New Rules To Rein In Corporate System
ALEXANDRIA, Va. – The NCUA Board approved reforms to its corporate credit union rules on Friday that will severely restrict the powers of the corporates, making them little more than pass-throughs for investment services.
The new rules will bar corporates from a variety of investments that have been cited as major causes for the corporate meltdown, including private-label residential mortgage-backed securities, collateralized debt obligations, limit investments in subordinated securities, require tougher ratings for permissible holdings, and make it harder for corporates to qualify in so-called expanded investment authority.
The new rules will create a system of prompt corrective action for the corporates, under which NCUA will be able to limit a corporate’s activity or even take over it when capital declines below certain benchmark, much as NCUA does for natural person credit unions.
Robert Fenner, general counsel for NCUA, said the new rules, “provide regulatory restraints to taking too much risk.” Fenner said the rule, if it had been in place prior to the corporate meltdown, may have prevented or mitigated many of the problems that have destroyed some of the corporates.
Likewise limited by the new rules are the activities of corporate CUSOs.

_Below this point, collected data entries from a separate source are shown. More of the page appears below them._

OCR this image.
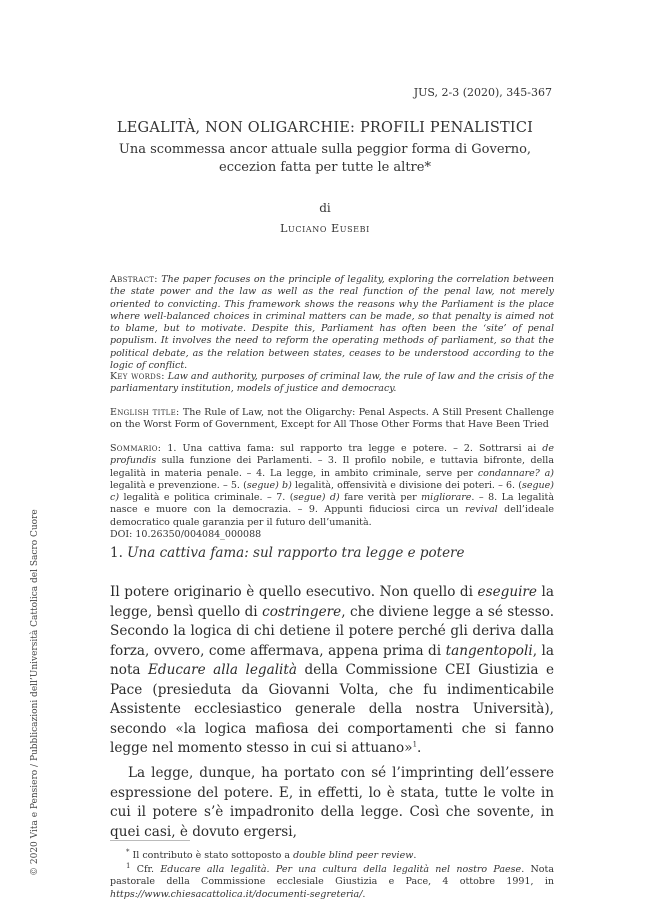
JUS, 2-3 (2020), 345-367
LEGALITÀ, NON OLIGARCHIE: PROFILI PENALISTICI
Una scommessa ancor attuale sulla peggior forma di Governo,
eccezion fatta per tutte le altre*
di
Luciano Eusebi
Abstract: The paper focuses on the principle of legality, exploring the correlation between the state power and the law as well as the real function of the penal law, not merely oriented to convicting. This framework shows the reasons why the Parliament is the place where well-balanced choices in criminal matters can be made, so that penalty is aimed not to blame, but to motivate. Despite this, Parliament has often been the ‘site’ of penal populism. It involves the need to reform the operating methods of parliament, so that the political debate, as the relation between states, ceases to be understood according to the logic of conflict.
Key words: Law and authority, purposes of criminal law, the rule of law and the crisis of the parliamentary institution, models of justice and democracy.
English title: The Rule of Law, not the Oligarchy: Penal Aspects. A Still Present Challenge on the Worst Form of Government, Except for All Those Other Forms that Have Been Tried
Sommario: 1. Una cattiva fama: sul rapporto tra legge e potere. – 2. Sottrarsi ai de profundis sulla funzione dei Parlamenti. – 3. Il profilo nobile, e tuttavia bifronte, della legalità in materia penale. – 4. La legge, in ambito criminale, serve per condannare? a) legalità e prevenzione. – 5. (segue) b) legalità, offensività e divisione dei poteri. – 6. (segue) c) legalità e politica criminale. – 7. (segue) d) fare verità per migliorare. – 8. La legalità nasce e muore con la democrazia. – 9. Appunti fiduciosi circa un revival dell’ideale democratico quale garanzia per il futuro dell’umanità.
DOI: 10.26350/004084_000088
1. Una cattiva fama: sul rapporto tra legge e potere
Il potere originario è quello esecutivo. Non quello di eseguire la legge, bensì quello di costringere, che diviene legge a sé stesso. Secondo la logica di chi detiene il potere perché gli deriva dalla forza, ovvero, come affermava, appena prima di tangentopoli, la nota Educare alla legalità della Commissione CEI Giustizia e Pace (presieduta da Giovanni Volta, che fu indimenticabile Assistente ecclesiastico generale della nostra Università), secondo «la logica mafiosa dei comportamenti che si fanno legge nel momento stesso in cui si attuano»$^1$.
La legge, dunque, ha portato con sé l’imprinting dell’essere espressione del potere. E, in effetti, lo è stata, tutte le volte in cui il potere s’è impadronito della legge. Così che sovente, in quei casi, è dovuto ergersi,
* Il contributo è stato sottoposto a double blind peer review.
$^1$ Cfr. Educare alla legalità. Per una cultura della legalità nel nostro Paese. Nota pastorale della Commissione ecclesiale Giustizia e Pace, 4 ottobre 1991, in https://www.chiesacattolica.it/documenti-segreteria/.
© 2020 Vita e Pensiero / Pubblicazioni dell’Università Cattolica del Sacro Cuore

NCUA will, for the first time, have access to the books and records of CUSOs owned by federally chartered corporates.
Corporate directors will be required to be senior executives at the corporates’ natural-person credit union members. Each corporate must disclose the annual compensation paid to senior executives and directors.
“The primary purpose of this rule is to ensure that the recent corporate crisis does not happen again,” said NCUA Chairman Debbie Matz.